第2章は、「Background and Related Work」と題する。複数のカメラからの情報を利用する画像処理技術の応用について述べるとともに、関連研究としてネットワーク越しに複数のカメラからのデータを取得するシステムとして研究されている事例について紹介している。

第3章は、「Networked Image Sensing by SVS Sensors」と題する。多数のイメージセンサを用いた大規模な画像センシングを実現するための課題として、センサと処理システム間の伝送のボトルネックが重要な問題であることを述べている。センサからの画像情報を効率的に削減する手段として、高機能センサを用いることを提案している。高機能センサとして、画素の選択的な読み出しを行う空間可変サンプリングイメージセンサ(SVSセンサ)を紹介している。

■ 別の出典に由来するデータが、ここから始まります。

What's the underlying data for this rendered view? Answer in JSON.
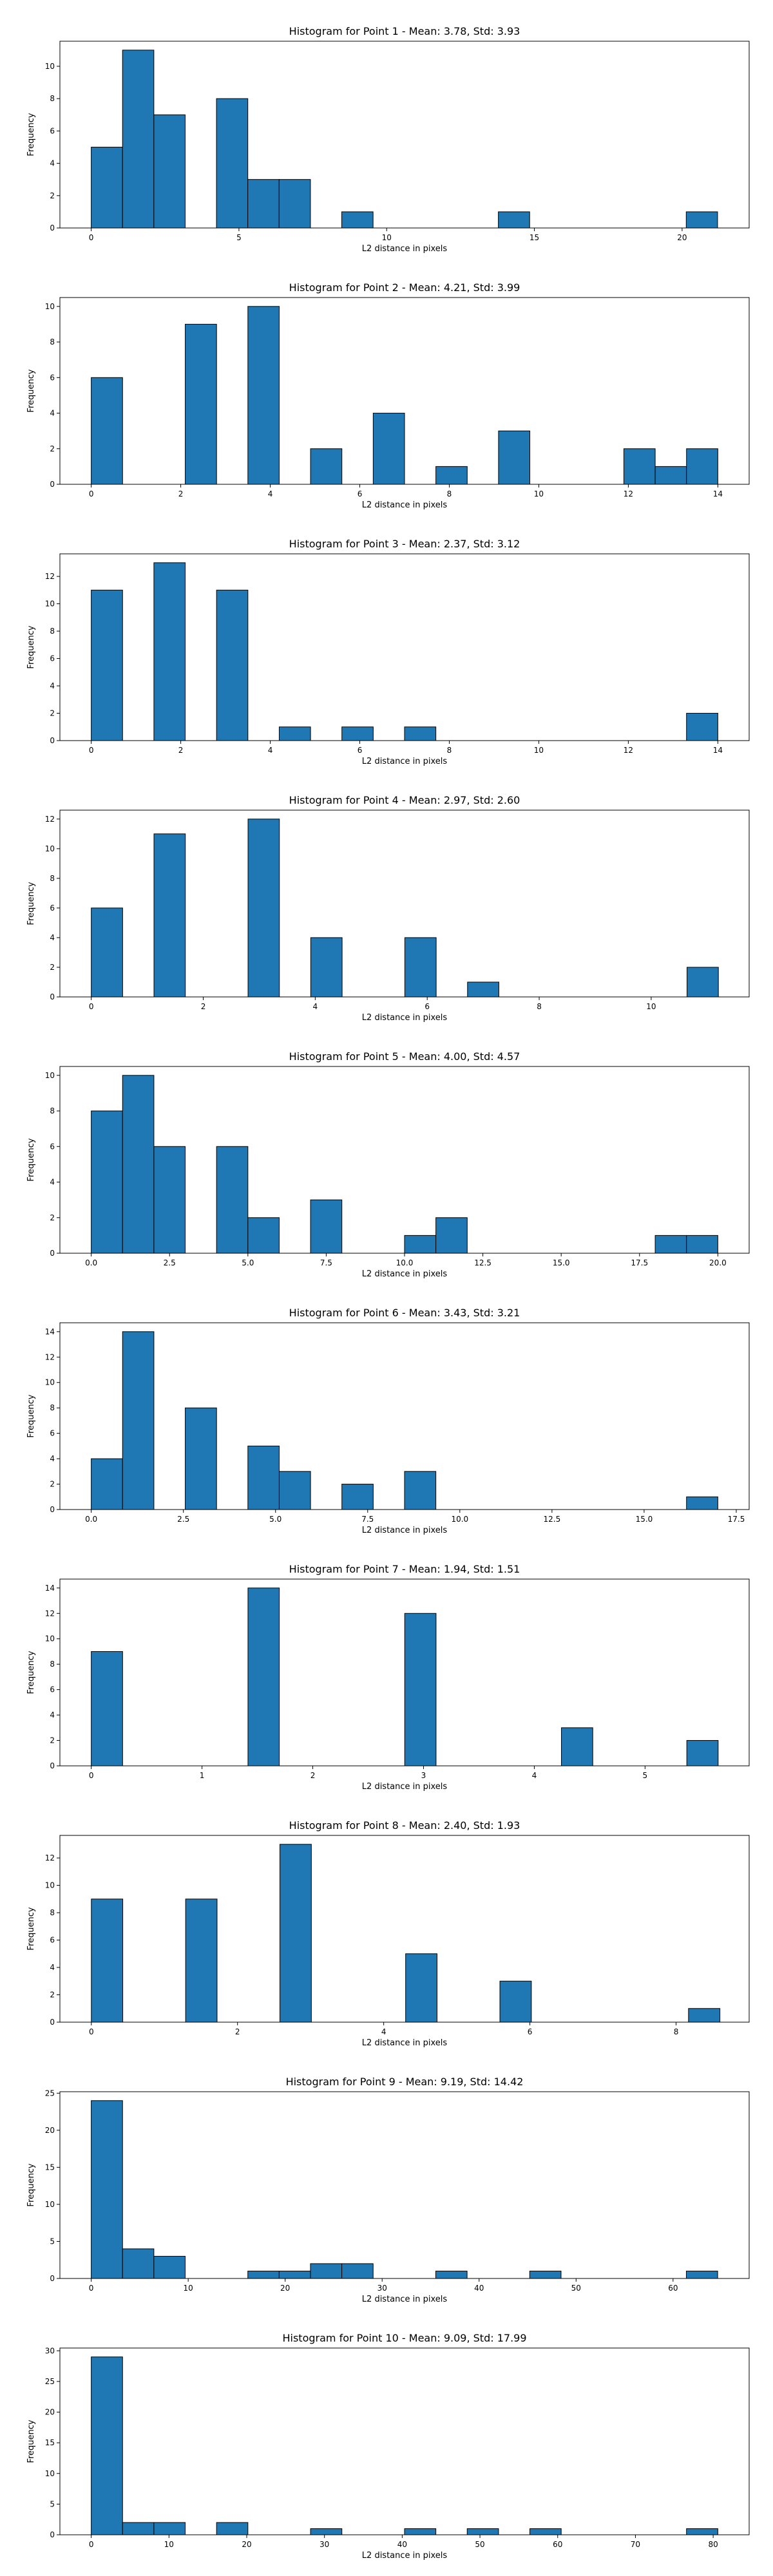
{
  "chart_data": [
    {
      "type": "bar",
      "title": "Histogram for Point 1 - Mean: 3.78, Std: 3.93",
      "xlabel": "L2 distance in pixels",
      "ylabel": "Frequency",
      "xlim": [
        -1.06,
        22.27
      ],
      "ylim": [
        0,
        11.55
      ],
      "xticks": [
        0,
        5,
        10,
        15,
        20
      ],
      "yticks": [
        0,
        2,
        4,
        6,
        8,
        10
      ],
      "bin_edges": [
        0,
        1.06,
        2.12,
        3.18,
        4.24,
        5.3,
        6.36,
        7.42,
        8.48,
        9.54,
        10.6,
        11.66,
        12.72,
        13.78,
        14.84,
        15.9,
        16.96,
        18.02,
        19.08,
        20.14,
        21.2
      ],
      "counts": [
        5,
        11,
        7,
        0,
        8,
        3,
        3,
        0,
        1,
        0,
        0,
        0,
        0,
        1,
        0,
        0,
        0,
        0,
        0,
        1
      ]
    },
    {
      "type": "bar",
      "title": "Histogram for Point 2 - Mean: 4.21, Std: 3.99",
      "xlabel": "L2 distance in pixels",
      "ylabel": "Frequency",
      "xlim": [
        -0.7,
        14.7
      ],
      "ylim": [
        0,
        10.5
      ],
      "xticks": [
        0,
        2,
        4,
        6,
        8,
        10,
        12,
        14
      ],
      "yticks": [
        0,
        2,
        4,
        6,
        8,
        10
      ],
      "bin_edges": [
        0,
        0.7,
        1.4,
        2.1,
        2.8,
        3.5,
        4.2,
        4.9,
        5.6,
        6.3,
        7.0,
        7.7,
        8.4,
        9.1,
        9.8,
        10.5,
        11.2,
        11.9,
        12.6,
        13.3,
        14.0
      ],
      "counts": [
        6,
        0,
        0,
        9,
        0,
        10,
        0,
        2,
        0,
        4,
        0,
        1,
        0,
        3,
        0,
        0,
        0,
        2,
        1,
        2
      ]
    },
    {
      "type": "bar",
      "title": "Histogram for Point 3 - Mean: 2.37, Std: 3.12",
      "xlabel": "L2 distance in pixels",
      "ylabel": "Frequency",
      "xlim": [
        -0.7,
        14.7
      ],
      "ylim": [
        0,
        13.65
      ],
      "xticks": [
        0,
        2,
        4,
        6,
        8,
        10,
        12,
        14
      ],
      "yticks": [
        0,
        2,
        4,
        6,
        8,
        10,
        12
      ],
      "bin_edges": [
        0,
        0.7,
        1.4,
        2.1,
        2.8,
        3.5,
        4.2,
        4.9,
        5.6,
        6.3,
        7.0,
        7.7,
        8.4,
        9.1,
        9.8,
        10.5,
        11.2,
        11.9,
        12.6,
        13.3,
        14.0
      ],
      "counts": [
        11,
        0,
        13,
        0,
        11,
        0,
        1,
        0,
        1,
        0,
        1,
        0,
        0,
        0,
        0,
        0,
        0,
        0,
        0,
        2
      ]
    },
    {
      "type": "bar",
      "title": "Histogram for Point 4 - Mean: 2.97, Std: 2.60",
      "xlabel": "L2 distance in pixels",
      "ylabel": "Frequency",
      "xlim": [
        -0.56,
        11.75
      ],
      "ylim": [
        0,
        12.6
      ],
      "xticks": [
        0,
        2,
        4,
        6,
        8,
        10
      ],
      "yticks": [
        0,
        2,
        4,
        6,
        8,
        10,
        12
      ],
      "bin_edges": [
        0,
        0.56,
        1.12,
        1.68,
        2.24,
        2.8,
        3.36,
        3.92,
        4.48,
        5.04,
        5.6,
        6.16,
        6.72,
        7.28,
        7.84,
        8.4,
        8.96,
        9.52,
        10.08,
        10.64,
        11.2
      ],
      "counts": [
        6,
        0,
        11,
        0,
        0,
        12,
        0,
        4,
        0,
        0,
        4,
        0,
        1,
        0,
        0,
        0,
        0,
        0,
        0,
        2
      ]
    },
    {
      "type": "bar",
      "title": "Histogram for Point 5 - Mean: 4.00, Std: 4.57",
      "xlabel": "L2 distance in pixels",
      "ylabel": "Frequency",
      "xlim": [
        -1.0,
        21.0
      ],
      "ylim": [
        0,
        10.5
      ],
      "xticks": [
        "0.0",
        "2.5",
        "5.0",
        "7.5",
        "10.0",
        "12.5",
        "15.0",
        "17.5",
        "20.0"
      ],
      "yticks": [
        0,
        2,
        4,
        6,
        8,
        10
      ],
      "bin_edges": [
        0,
        1,
        2,
        3,
        4,
        5,
        6,
        7,
        8,
        9,
        10,
        11,
        12,
        13,
        14,
        15,
        16,
        17,
        18,
        19,
        20
      ],
      "counts": [
        8,
        10,
        6,
        0,
        6,
        2,
        0,
        3,
        0,
        0,
        1,
        2,
        0,
        0,
        0,
        0,
        0,
        0,
        1,
        1
      ]
    },
    {
      "type": "bar",
      "title": "Histogram for Point 6 - Mean: 3.43, Std: 3.21",
      "xlabel": "L2 distance in pixels",
      "ylabel": "Frequency",
      "xlim": [
        -0.85,
        17.85
      ],
      "ylim": [
        0,
        14.7
      ],
      "xticks": [
        "0.0",
        "2.5",
        "5.0",
        "7.5",
        "10.0",
        "12.5",
        "15.0",
        "17.5"
      ],
      "yticks": [
        0,
        2,
        4,
        6,
        8,
        10,
        12,
        14
      ],
      "bin_edges": [
        0,
        0.85,
        1.7,
        2.55,
        3.4,
        4.25,
        5.1,
        5.95,
        6.8,
        7.65,
        8.5,
        9.35,
        10.2,
        11.05,
        11.9,
        12.75,
        13.6,
        14.45,
        15.3,
        16.15,
        17.0
      ],
      "counts": [
        4,
        14,
        0,
        8,
        0,
        5,
        3,
        0,
        2,
        0,
        3,
        0,
        0,
        0,
        0,
        0,
        0,
        0,
        0,
        1
      ]
    },
    {
      "type": "bar",
      "title": "Histogram for Point 7 - Mean: 1.94, Std: 1.51",
      "xlabel": "L2 distance in pixels",
      "ylabel": "Frequency",
      "xlim": [
        -0.283,
        5.94
      ],
      "ylim": [
        0,
        14.7
      ],
      "xticks": [
        0,
        1,
        2,
        3,
        4,
        5
      ],
      "yticks": [
        0,
        2,
        4,
        6,
        8,
        10,
        12,
        14
      ],
      "bin_edges": [
        0,
        0.283,
        0.566,
        0.849,
        1.132,
        1.415,
        1.698,
        1.981,
        2.264,
        2.547,
        2.83,
        3.113,
        3.396,
        3.679,
        3.962,
        4.245,
        4.528,
        4.811,
        5.094,
        5.377,
        5.66
      ],
      "counts": [
        9,
        0,
        0,
        0,
        0,
        14,
        0,
        0,
        0,
        0,
        12,
        0,
        0,
        0,
        0,
        3,
        0,
        0,
        0,
        2
      ]
    },
    {
      "type": "bar",
      "title": "Histogram for Point 8 - Mean: 2.40, Std: 1.93",
      "xlabel": "L2 distance in pixels",
      "ylabel": "Frequency",
      "xlim": [
        -0.43,
        9.0
      ],
      "ylim": [
        0,
        13.65
      ],
      "xticks": [
        0,
        2,
        4,
        6,
        8
      ],
      "yticks": [
        0,
        2,
        4,
        6,
        8,
        10,
        12
      ],
      "bin_edges": [
        0,
        0.43,
        0.86,
        1.29,
        1.72,
        2.15,
        2.58,
        3.01,
        3.44,
        3.87,
        4.3,
        4.73,
        5.16,
        5.59,
        6.02,
        6.45,
        6.88,
        7.31,
        7.74,
        8.17,
        8.6
      ],
      "counts": [
        9,
        0,
        0,
        9,
        0,
        0,
        13,
        0,
        0,
        0,
        5,
        0,
        0,
        3,
        0,
        0,
        0,
        0,
        0,
        1
      ]
    },
    {
      "type": "bar",
      "title": "Histogram for Point 9 - Mean: 9.19, Std: 14.42",
      "xlabel": "L2 distance in pixels",
      "ylabel": "Frequency",
      "xlim": [
        -3.23,
        67.85
      ],
      "ylim": [
        0,
        25.2
      ],
      "xticks": [
        0,
        10,
        20,
        30,
        40,
        50,
        60
      ],
      "yticks": [
        0,
        5,
        10,
        15,
        20,
        25
      ],
      "bin_edges": [
        0,
        3.23,
        6.46,
        9.69,
        12.92,
        16.15,
        19.38,
        22.61,
        25.84,
        29.07,
        32.3,
        35.53,
        38.76,
        41.99,
        45.22,
        48.45,
        51.68,
        54.91,
        58.14,
        61.37,
        64.6
      ],
      "counts": [
        24,
        4,
        3,
        0,
        0,
        1,
        1,
        2,
        2,
        0,
        0,
        1,
        0,
        0,
        1,
        0,
        0,
        0,
        0,
        1
      ]
    },
    {
      "type": "bar",
      "title": "Histogram for Point 10 - Mean: 9.09, Std: 17.99",
      "xlabel": "L2 distance in pixels",
      "ylabel": "Frequency",
      "xlim": [
        -4.03,
        84.63
      ],
      "ylim": [
        0,
        30.45
      ],
      "xticks": [
        0,
        10,
        20,
        30,
        40,
        50,
        60,
        70,
        80
      ],
      "yticks": [
        0,
        5,
        10,
        15,
        20,
        25,
        30
      ],
      "bin_edges": [
        0,
        4.03,
        8.06,
        12.09,
        16.12,
        20.15,
        24.18,
        28.21,
        32.24,
        36.27,
        40.3,
        44.33,
        48.36,
        52.39,
        56.42,
        60.45,
        64.48,
        68.51,
        72.54,
        76.57,
        80.6
      ],
      "counts": [
        29,
        2,
        2,
        0,
        2,
        0,
        0,
        1,
        0,
        0,
        1,
        0,
        1,
        0,
        1,
        0,
        0,
        0,
        0,
        1
      ]
    }
  ]
}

そのSVSセンサを用い、センサ面上で解像度を空間的、時間的に動的に変化させ情報の削減を行う手法を論じている。さらに、センサ側で動領域を検出し、伝送情報を大幅に削減する手法も論じている。センサ面上での読み出し制御という簡単な手法ながら、実写画像を用いたシミュレーション実験にて、効果的に伝送情報量を制御できることを示している。

第4章は、「Development of Sensing Platform」と題する。イメージセンサのネットワーク化を行うにあたり、スマートセンサを制御し、センサとネットワークのインタフェースとなるプラットホームの試作について述べている。センサの制御はFPGAで行い、読み出した必要なデータはAD変換をへて所望のホストへとインターネットを介して送信される。プラットホームは低コストなCPU(SH-4)も有しており、簡単な動領域の検出もセンサ側で行うことができる。FPGAによるセンサの制御は、FPGAのプログラムを変えることである程度汎用に利用することができる。

第5章は、「Prototype System for Networked Image Sensing」と題する。4章で論じたプラットホームをセンサノードとして用い、その複数からTCP/IPネットワークの下でホストコンピュータへ画像データの送信を行う実験システムの構築について論じている。現在の実験系では建物の廊下に配置した10程度のセンサノードからの画像取得を行っている。ホストコンピュータとの間のデータ送信について詳述し、また、ホストにて画像を表示する仕組みも実現している。

第6章は、「Spatial/Temporal Event Detection」と題し、大規模センシングにより取得した画像情報を利用した処理について論じている。時間的、空間的に広い範囲から得られる画像を集約して利用することにより、ある場所での特定の時間のイベントを空間的に追いかけるといった新しい応用について論じ、ヒストグラムマッチングを用いる基礎的な検討を行っている。

第7章は、「Conclusion」であり、本論文の成果についてまとめている。

以上これを要するに、本論文では、分散配置した多数のイメージセンサから広範囲な画像情報を取得するという大規模な画像センシングの問題を論じ、その有効な提案として、スマートイメージセンサを用いた効率的な通信と処理を実現する方策を論じている。空間可変サンプリングを行うイメージセンサを用い、ネットワーク化のためのプラットホームを試作し、複数のイメージセンサからの情報の効率的な伝達の実験システムを構築した。また、複数のイメージセンサからの情報をもとに時間空間的に異なる同一イベントの検出についても論じている。本論文で論じた新しい大規模センシングの手法は、将来の映像の高度利用に寄与することが期待され、電子情報工学上貢献するところが少なくない。よって本論文は博士(工学)の学位論文として合格と認められる。